“Meu pai entrou clandestinamente no Brasil, por Uruguaiana, no início de 1974. Era exatamente o início do governo Geisel, que tinha acabado de tomar posse. Quando meu pai não compareceu ao ponto clandestino onde ele teria de chegar, nós quase que imediatamente, minha mãe, principalmente, na mesma hora resolveu botar a boca no mundo, botar a boca no trombone. Nós tínhamos certeza, pela história política de meu, de que, eles não o perdoariam.”

Essa é a fala emocionada de Cristina Capistrano, filha do desaparecido político David Capistrano da Costa, em programa realizado pelo Comitê Popular de Santos Por Memória, Verdade e Justiça, com apoio do TUTAMÉIA, para marcar o Dia Internacional das Vítimas de Desaparecimento Forçado –30 de agosto, conforme decisão da Organização das Nações Unidas aprovada em 2010.
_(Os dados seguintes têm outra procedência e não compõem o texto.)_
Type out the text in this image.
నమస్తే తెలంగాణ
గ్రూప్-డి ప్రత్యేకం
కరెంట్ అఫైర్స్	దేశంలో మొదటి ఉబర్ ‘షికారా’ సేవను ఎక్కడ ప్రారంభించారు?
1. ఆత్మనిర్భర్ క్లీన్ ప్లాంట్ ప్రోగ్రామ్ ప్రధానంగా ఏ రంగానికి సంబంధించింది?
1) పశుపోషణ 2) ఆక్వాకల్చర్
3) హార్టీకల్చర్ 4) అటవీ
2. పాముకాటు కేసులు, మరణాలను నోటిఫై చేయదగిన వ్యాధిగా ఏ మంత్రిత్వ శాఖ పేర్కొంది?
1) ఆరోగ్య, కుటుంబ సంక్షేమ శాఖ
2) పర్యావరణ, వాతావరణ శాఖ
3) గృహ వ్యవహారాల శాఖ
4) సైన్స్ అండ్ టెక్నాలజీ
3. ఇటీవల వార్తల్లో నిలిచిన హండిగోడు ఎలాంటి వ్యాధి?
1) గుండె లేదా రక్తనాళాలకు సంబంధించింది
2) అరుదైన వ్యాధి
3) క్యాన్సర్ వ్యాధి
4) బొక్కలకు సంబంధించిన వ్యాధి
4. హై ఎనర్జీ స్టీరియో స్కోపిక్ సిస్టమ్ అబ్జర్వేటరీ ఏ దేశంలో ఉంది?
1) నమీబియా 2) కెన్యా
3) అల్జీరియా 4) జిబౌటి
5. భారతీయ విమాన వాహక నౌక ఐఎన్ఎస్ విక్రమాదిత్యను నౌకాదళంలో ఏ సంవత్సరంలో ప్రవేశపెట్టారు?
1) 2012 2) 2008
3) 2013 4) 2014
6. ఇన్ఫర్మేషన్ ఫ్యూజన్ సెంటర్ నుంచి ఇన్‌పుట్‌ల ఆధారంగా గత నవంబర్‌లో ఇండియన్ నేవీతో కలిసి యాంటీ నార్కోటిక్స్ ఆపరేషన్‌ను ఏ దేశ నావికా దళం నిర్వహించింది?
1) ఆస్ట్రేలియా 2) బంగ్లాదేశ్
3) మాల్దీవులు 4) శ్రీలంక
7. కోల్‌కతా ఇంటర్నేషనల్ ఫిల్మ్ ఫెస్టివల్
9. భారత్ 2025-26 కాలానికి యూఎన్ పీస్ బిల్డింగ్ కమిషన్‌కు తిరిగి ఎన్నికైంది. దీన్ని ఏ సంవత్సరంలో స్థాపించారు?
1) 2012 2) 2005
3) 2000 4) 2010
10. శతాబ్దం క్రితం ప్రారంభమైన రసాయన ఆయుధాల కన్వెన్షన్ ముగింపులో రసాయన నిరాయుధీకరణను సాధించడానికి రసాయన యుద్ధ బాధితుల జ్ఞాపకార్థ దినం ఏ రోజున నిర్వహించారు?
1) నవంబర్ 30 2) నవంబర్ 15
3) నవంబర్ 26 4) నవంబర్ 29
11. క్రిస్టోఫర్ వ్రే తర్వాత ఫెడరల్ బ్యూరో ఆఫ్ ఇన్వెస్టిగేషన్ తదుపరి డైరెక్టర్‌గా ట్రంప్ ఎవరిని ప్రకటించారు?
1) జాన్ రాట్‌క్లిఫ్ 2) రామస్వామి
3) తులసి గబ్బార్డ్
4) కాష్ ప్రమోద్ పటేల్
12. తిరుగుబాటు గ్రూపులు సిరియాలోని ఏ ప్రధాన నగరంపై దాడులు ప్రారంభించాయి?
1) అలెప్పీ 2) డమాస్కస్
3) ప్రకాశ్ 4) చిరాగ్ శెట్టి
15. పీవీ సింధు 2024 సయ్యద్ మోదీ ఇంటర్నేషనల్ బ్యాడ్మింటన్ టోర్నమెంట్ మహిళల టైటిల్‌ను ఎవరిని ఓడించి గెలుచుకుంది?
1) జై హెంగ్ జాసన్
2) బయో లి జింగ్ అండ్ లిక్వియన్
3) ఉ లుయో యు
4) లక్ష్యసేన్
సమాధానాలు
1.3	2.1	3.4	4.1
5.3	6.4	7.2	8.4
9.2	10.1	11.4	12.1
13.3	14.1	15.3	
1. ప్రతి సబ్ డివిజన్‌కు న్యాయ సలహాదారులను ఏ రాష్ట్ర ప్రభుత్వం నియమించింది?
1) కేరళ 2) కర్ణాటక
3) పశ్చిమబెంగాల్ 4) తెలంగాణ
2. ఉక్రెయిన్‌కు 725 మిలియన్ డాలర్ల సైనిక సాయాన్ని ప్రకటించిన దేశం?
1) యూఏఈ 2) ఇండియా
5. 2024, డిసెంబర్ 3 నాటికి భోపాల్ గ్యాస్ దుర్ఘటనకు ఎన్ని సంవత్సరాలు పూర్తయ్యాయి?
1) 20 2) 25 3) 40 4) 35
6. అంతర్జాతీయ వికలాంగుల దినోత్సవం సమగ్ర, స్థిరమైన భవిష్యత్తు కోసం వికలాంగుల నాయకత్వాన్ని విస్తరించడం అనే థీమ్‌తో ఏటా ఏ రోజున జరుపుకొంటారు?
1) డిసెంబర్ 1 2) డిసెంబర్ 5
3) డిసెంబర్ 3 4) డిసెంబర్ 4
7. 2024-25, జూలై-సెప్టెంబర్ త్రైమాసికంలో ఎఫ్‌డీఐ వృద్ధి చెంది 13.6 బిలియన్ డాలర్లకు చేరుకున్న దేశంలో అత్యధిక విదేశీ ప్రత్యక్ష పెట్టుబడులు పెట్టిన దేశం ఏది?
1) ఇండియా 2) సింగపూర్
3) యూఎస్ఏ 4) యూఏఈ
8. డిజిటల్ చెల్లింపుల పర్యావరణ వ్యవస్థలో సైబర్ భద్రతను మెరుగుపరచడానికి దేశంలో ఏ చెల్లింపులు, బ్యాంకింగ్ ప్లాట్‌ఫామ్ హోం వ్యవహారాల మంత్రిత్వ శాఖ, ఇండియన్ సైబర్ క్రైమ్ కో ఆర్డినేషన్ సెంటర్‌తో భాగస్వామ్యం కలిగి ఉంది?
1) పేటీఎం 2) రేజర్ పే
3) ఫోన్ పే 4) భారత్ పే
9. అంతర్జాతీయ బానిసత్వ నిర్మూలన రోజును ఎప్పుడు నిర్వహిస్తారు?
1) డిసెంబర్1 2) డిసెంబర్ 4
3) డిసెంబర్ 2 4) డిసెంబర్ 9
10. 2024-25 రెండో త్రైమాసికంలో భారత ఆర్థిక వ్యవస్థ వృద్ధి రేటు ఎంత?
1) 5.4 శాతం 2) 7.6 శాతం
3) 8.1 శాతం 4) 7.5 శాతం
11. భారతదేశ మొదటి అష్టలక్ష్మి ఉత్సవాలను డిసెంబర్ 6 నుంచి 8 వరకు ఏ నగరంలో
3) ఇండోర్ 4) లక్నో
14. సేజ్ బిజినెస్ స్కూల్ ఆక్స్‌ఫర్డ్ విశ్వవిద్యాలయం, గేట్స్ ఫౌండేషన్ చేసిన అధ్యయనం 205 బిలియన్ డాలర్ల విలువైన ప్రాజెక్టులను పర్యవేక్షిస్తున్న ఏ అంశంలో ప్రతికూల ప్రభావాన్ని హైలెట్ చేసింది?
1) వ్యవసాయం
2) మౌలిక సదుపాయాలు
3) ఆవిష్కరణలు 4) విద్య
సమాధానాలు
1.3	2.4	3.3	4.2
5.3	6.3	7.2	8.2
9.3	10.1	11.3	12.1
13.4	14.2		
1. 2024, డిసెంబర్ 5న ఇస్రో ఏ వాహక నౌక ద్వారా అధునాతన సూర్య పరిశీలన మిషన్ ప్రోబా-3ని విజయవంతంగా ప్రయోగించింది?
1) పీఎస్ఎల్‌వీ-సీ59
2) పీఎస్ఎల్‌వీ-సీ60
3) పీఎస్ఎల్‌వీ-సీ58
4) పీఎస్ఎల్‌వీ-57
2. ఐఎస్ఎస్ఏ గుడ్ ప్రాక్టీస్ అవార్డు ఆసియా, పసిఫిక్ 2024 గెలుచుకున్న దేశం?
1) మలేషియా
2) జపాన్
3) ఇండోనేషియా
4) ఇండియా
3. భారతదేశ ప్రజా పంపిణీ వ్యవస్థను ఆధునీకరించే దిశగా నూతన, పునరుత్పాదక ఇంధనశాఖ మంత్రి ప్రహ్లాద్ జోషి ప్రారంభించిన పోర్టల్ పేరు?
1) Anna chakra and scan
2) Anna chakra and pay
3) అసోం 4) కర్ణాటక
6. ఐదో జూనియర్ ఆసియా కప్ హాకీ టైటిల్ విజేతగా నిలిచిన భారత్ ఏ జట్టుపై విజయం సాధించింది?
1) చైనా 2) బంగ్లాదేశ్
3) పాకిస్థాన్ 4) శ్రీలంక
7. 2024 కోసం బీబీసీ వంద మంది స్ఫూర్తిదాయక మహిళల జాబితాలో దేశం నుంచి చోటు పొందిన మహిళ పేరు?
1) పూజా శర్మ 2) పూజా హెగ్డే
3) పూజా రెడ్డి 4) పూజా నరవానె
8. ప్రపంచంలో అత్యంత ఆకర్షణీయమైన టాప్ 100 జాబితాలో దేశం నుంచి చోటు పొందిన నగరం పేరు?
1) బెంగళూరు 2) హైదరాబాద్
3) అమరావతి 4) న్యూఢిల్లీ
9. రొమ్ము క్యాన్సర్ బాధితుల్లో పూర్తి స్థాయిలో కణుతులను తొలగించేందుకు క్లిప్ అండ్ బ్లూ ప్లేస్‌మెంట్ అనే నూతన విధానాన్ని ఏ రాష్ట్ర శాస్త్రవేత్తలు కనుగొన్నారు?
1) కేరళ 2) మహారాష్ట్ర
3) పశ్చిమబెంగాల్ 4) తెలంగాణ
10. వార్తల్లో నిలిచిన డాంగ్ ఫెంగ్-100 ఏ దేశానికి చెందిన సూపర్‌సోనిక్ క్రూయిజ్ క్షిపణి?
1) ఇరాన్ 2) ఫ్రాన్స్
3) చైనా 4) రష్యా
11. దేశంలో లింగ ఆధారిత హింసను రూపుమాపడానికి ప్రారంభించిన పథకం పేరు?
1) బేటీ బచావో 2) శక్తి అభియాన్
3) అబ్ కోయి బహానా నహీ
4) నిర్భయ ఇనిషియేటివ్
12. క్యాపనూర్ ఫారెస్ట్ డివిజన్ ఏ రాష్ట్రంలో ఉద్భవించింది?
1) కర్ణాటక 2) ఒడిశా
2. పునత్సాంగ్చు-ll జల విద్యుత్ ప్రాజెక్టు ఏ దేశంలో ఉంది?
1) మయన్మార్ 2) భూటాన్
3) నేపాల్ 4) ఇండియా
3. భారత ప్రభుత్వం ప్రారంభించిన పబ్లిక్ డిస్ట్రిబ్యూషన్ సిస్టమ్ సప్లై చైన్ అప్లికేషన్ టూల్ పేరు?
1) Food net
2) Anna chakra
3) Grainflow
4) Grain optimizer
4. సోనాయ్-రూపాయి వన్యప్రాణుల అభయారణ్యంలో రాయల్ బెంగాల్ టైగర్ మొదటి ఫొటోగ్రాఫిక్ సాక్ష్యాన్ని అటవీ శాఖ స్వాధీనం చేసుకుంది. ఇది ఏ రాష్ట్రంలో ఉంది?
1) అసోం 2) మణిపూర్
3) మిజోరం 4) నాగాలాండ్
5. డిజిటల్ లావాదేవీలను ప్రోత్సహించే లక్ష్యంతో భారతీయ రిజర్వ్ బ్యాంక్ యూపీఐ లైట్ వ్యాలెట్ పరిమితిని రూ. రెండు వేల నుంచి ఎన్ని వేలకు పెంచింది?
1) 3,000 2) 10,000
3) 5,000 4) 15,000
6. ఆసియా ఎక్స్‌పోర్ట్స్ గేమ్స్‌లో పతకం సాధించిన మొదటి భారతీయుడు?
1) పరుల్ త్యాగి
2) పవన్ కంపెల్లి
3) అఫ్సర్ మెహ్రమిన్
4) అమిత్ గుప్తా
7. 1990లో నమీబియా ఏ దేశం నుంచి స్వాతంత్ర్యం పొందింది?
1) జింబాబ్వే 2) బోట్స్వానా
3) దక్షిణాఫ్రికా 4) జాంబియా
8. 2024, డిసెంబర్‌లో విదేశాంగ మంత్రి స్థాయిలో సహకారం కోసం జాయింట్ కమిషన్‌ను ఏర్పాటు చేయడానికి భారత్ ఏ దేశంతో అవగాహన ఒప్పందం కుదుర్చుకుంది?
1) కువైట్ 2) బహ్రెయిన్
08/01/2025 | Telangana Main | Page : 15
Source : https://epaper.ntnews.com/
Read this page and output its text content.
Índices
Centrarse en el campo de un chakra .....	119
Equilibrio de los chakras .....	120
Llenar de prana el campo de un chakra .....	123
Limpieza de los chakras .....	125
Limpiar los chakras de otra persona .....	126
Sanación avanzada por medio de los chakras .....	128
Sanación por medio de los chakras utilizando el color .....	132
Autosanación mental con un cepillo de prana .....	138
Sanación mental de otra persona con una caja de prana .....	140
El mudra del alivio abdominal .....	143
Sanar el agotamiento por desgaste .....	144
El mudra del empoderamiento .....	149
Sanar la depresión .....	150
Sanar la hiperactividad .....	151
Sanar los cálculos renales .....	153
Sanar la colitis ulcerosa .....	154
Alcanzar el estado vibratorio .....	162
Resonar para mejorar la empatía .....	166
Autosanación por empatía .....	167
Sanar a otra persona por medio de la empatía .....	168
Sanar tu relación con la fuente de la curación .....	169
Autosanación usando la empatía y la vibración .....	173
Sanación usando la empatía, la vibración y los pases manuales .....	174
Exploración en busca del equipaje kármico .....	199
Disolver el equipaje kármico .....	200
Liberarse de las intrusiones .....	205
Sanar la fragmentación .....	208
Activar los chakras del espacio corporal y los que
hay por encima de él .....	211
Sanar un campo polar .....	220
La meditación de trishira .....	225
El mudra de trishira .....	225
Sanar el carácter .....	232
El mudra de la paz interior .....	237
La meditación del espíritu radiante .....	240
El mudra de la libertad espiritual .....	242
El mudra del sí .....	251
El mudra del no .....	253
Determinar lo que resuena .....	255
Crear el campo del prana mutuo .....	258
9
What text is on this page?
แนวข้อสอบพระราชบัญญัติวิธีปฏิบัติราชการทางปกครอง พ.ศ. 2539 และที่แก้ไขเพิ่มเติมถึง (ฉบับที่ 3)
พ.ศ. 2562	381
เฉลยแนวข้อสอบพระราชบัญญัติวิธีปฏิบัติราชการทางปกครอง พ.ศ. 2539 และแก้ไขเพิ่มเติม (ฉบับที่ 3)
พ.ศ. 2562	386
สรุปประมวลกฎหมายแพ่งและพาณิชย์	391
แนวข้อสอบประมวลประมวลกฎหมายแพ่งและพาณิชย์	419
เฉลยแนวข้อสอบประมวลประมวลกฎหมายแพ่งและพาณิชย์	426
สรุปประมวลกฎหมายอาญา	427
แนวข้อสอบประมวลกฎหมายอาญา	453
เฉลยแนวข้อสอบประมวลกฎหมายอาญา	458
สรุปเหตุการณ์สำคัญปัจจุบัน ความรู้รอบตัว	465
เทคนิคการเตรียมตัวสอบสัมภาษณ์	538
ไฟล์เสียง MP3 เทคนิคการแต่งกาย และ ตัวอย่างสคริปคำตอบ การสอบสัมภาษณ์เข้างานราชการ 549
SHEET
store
O programa, que também teve a participação do jornalista e escritor Marcelo Godoy, autor de “A Casa da Vovó – Uma Biografia do DOI-Codi”, foi centrado na trajetória do ex-deputado pelo Partido Comunista Brasileiro porque boa parte de sua militância política foi realizada em Santos, como lembrou José Luiz Baeta, do Comitê (clique no vídeo para ver a íntegra e se inscreva no TUTAMÉIA TV).

Cristina contou um pouco da vida do pai, que começou a militar no PCB no início dos anos 1930, tendo participado do levante que ficou conhecido como Intentona Comunista. Também atuou na luta contra o franquismo, participando das Brigadas Internacionais na Guerra Civil da Espanha. Mais tarde, na França, integrou-se aos partisans, a resistência clandestina ao nazismo –e é considerado herói de guerra pelos franceses.

Em 1946, elegeu-se deputado pelo PCB, mas seu tempo de vida na legalidade durou pouco. Manteve-se firme da trincheira democrática como lhe foi possível, mesmo depois do golpe militar de 1964. Acabou tendo de sair do Brasil; na volta, foi descoberto, sequestrado, torturado e morto pela ditadura militar. Até hoje a família não sabe onde foram jogados seus restos mortais.

“Nunca tivemos respostas diretas sobre o desaparecimento de meu pai”, diz a professora Cristina Capistrano, que também participou da resistência democrática à ditadura militar.

“É muito provável que as mortes de todos os integrantes do Comitê Central do Partido Comunista Brasileiro ocorridas em 1974 e 1975, a começar por David Capistrano, tenham sido autorizadas diretamente pela cúpula dos órgãos de segurança do regime militar e, em alguns casos até pelo ministro do Exército”, afirma Marcelo Godoy, traçando um quadro da repressão durante a ditadura militar.

Citando documento da CIA divulgado há cerca de dois anos, ele diz: “Ali fica evidente que o desaparecimento forçado, a tortura e o assassinato dessas pessoas se transformm em um método de ação do governo, que visava basicamente dois objetivos: garantir segurança para o projeto de  abertura –eles queriam a todo custo evitar que o PCB tivesse um papel importante na vida política brasileira nesse processo—e , ao mesmo tempo, colocar sob controle as ações da chamada linha dura dos órgãos de repressão, que trabalhava para o regime e que a toda hora forçava os limites”.

COMISSÃO NACIONAL DA VERDADE E ANISTIA

Cristina Capistrano diz:

“Meu pai foi legalmente anistiado, e minha mãe recebeu indenização da Comissão de Anistia quando era Ministro da Justiça o Tarso Genro. No entanto até o presente momento não recebemos o atestado de óbito nos termos que estava proposto, como “sob guarda” do Estado, porque logo depois que entramos com os dados, ainda durante o mandato da procuradora Maria Eugênia, Bolsonaro assumiu o governo e todos esses processos foram paralisados.  Minha mãe, Maria Augusta de Oliveira, morreu no ano passado, com 102 anos, sem esse reconhecimento do Estado.”